The Lost Boy by David Pelzer. Health Communications Inc., 1997. Genre: Autobiography
The Lost Boy is the sequel to A Child Called It. In this book you follow David through his life from age 12 through 18. David has to face many unfair things in his life. He has to first overcome the fear of betraying his mother and telling the family secret in court. Only then is he able to be freed of the ties he has to his former abuse. This nonfiction story is filled with struggles and triumphs. You watch David become more self-confident in a safe environment. You follow him through the difficult task of making friends when you're automatically not accepted. He searches for the love of the mom that he never had, and is always searching for answers as to why his mother abused him instead of the other sons. David's past led him to his unstable life as a foster child, with many psychological problems. Despite all of that, David's story of overcoming circumstances is inspirational.

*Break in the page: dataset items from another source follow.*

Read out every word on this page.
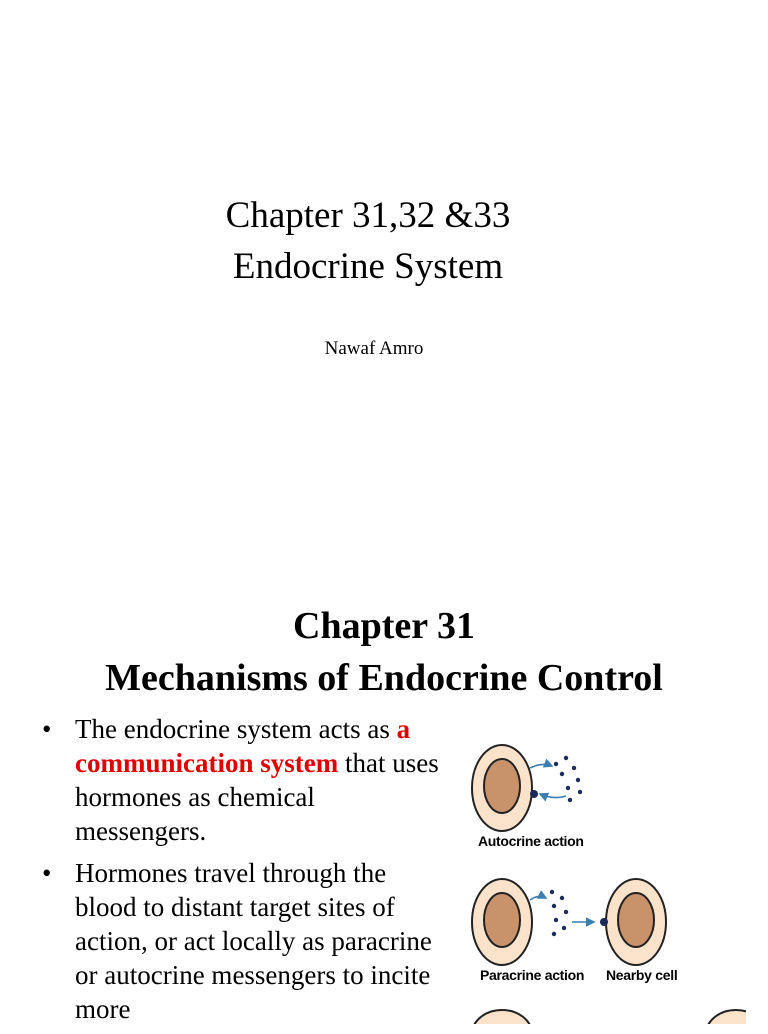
Chapter 31,32 &33
Endocrine System
Nawaf Amro
Chapter 31
Mechanisms of Endocrine Control
• The endocrine system acts as a communication system that uses hormones as chemical messengers.
• Hormones travel through the blood to distant target sites of action, or act locally as paracrine or autocrine messengers to incite more
Autocrine action
Paracrine action Nearby cell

"The Lost Boy stands shgining as the premier book on the unique love and dedication that social services and foster families provide for our children in peril. Dave Pelzer is certainly a living testament of resilience, personal responsibility and the triumph of the human spirit."-John Bradshaw
Dave Pelzer grabs your interest from the very beginning of the book and manages to keep it. He conveys how he felt and what he thought at that time in his life using simple vocabulary. He writes about situations that makes you feel sorry for him as well as situations where you just want to yell advice to him. The author doesn't write as if he is looking back on what happened, but like he was reliving it. The ups and downs of David's life and the development of the character remind you that David is a real person. This book is a lot like his previous book, A Child Called It, except it's nowhere near as depressing. In A Child Called It you were wondering if David would even survive and a lot of the descriptions were enough to make your stomach flip. In this book you are filled with hope for David and after the previous book you're dying to find out what happens in Dave's life next. If you liked A Child Called It I highly recommend reading The Lost Boy.
"I could feel that tear reach my lips, tasted the salt and let the tear dry on my skin as the sun baked through the windshield. I wanted to remember that tear not as a tear of fear, anger or sorrow, but as one of joy and freedom" (38). Although I'm usually not a fan of nonfiction books, especially biographies, Dave Pelzer's books are en exception. His writing style and inspirtational story make it very interesting. I would love to read the sequel to The Lost Boy.